A common issue with older HP computers is that they will often get “stuck” when reaching the blue loading screen. It seems like no matter how long you wait, the computer will never finish booting up and loading Windows. I say seems because there are some people out there on the internet who claim that the issue has occasionally “resolved” itself when they left it like this for more than three hours.
But I don’t think a three hour boot time is a well-functioning computer, so let’s review some of the issues that cause this problem to occur.

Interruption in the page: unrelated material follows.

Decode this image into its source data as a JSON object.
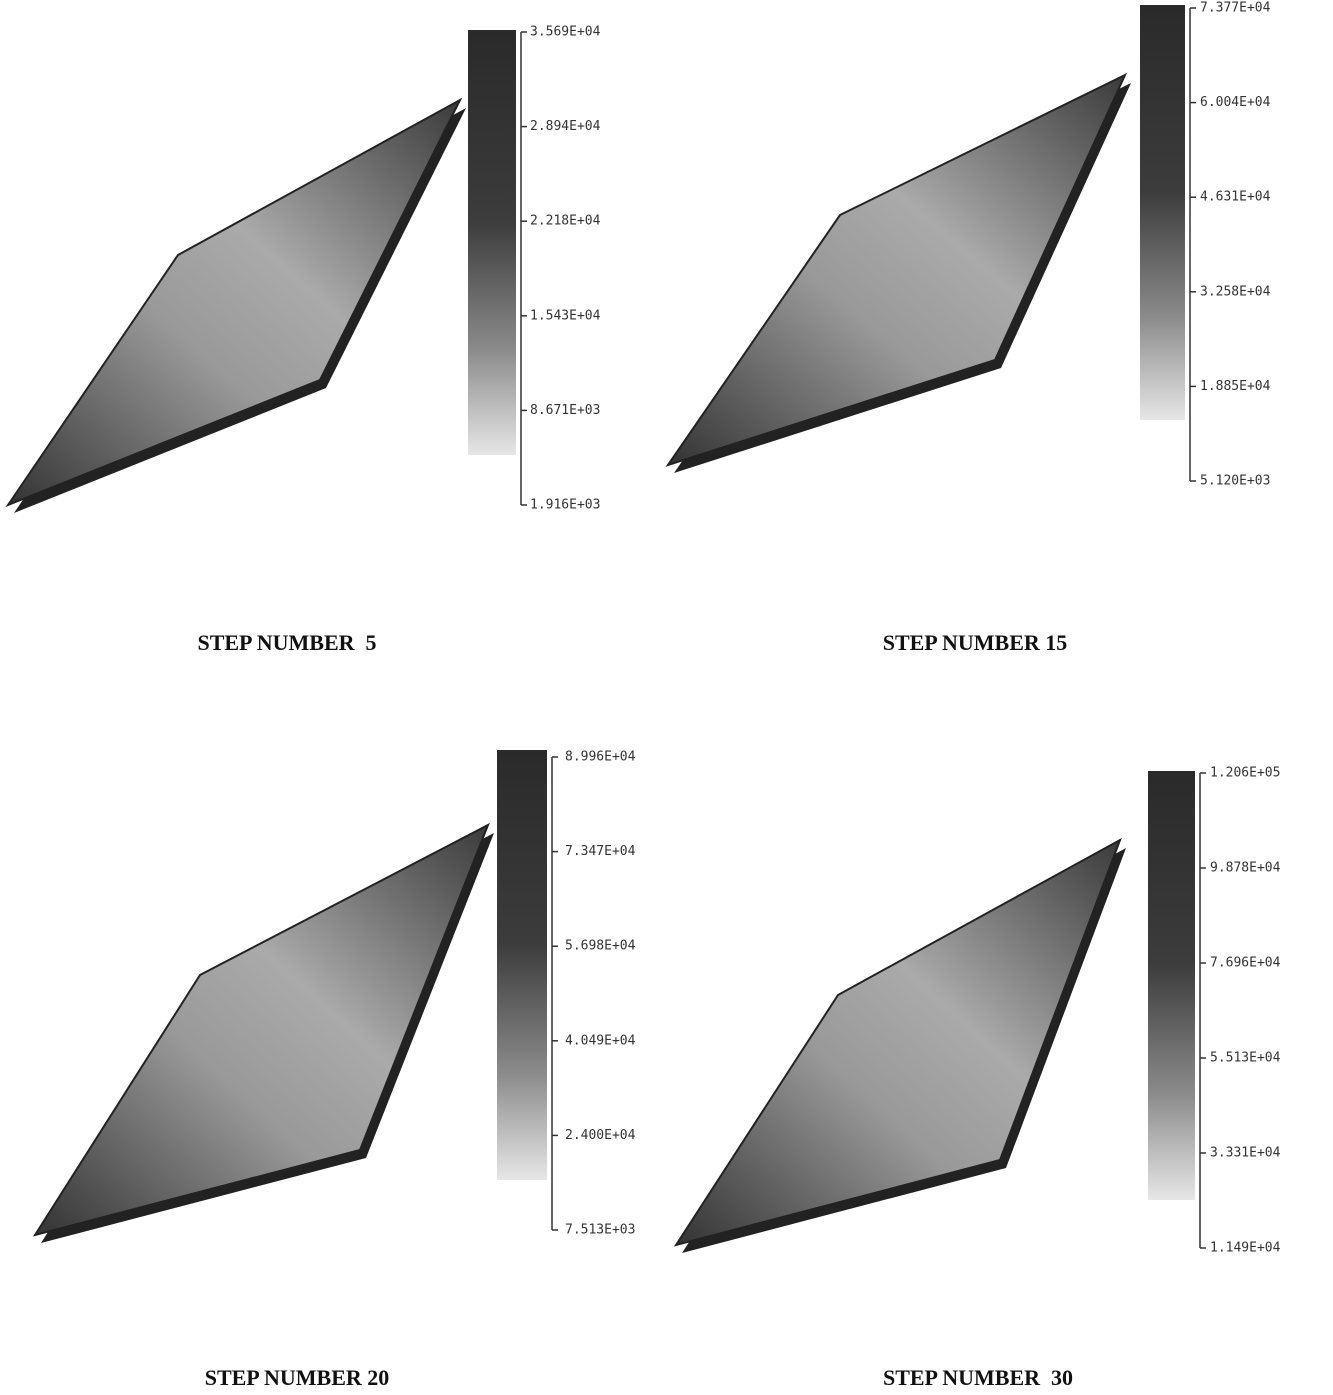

Inside the motherboard, there’s a section known as the CMOS RAM. It holds the small bit of data configuring computer’s BIOS that is required for all boot-up procedures. Before your operating system even has a chance to load, the BIOS needs to be up and running. This is usually where the problem is occuring in these cases of an HP computer that is frozen at the blue HP screen.
The simple and easy solution is to remove and replace the CMOS battery. It’s a small watch-style battery that is clamped on to the motherboard – and let’s be honest, it probably hasn’t been changed since you bought the machine ten years ago. If the battery was simply getting drained, this quick $5 fix can get your computer starting up like new again.
It’s also possible that there is some static electricity building up along the components within the machine. If this is the cause of the problem, it can be fixed by unplugging everything from the AC adapter and monitor to the mouse and keyboard, then holding the power button down for at least seven seconds. I know – a computer isn’t supposed to be storing up residual static power like that, but this seems to be a known flaw in this particular model of HP motherboards because this process has been given as standard advice by actual HP reps.
If a new battery and static discharge isn’t fixing the problem, however, there could be much more serious hardware failures going on. Sometimes there is physical damage or data corruption in the CMOS RAM, and the only real way to fix that is by replacing the motherboard. For an old machine like this, that might not even be a good deal in comparison to simply buying a new computer.
It’s also possible that a hard drive is starting to develop bad sectors of data. They also tend to break down gradually over a five to ten year horizon, so it is worth running a utility to ensure there is no data loss on the drive. Of course, that also reinforces just how important it is to make regular backups of essential files – because it is a matter of fact that hard drives simply die one day. CDs, DVDs, and Blu-Ray Discs are all a great solution for long-term storage because they won’t break down unless you scratch them up!
Luckily, the HP computer shown in this image was able to be fixed with a new battery and a static discharge procedure. There were no extra components to buy, but it did take about an hour of diagnosing and repairs to get the machine back online again.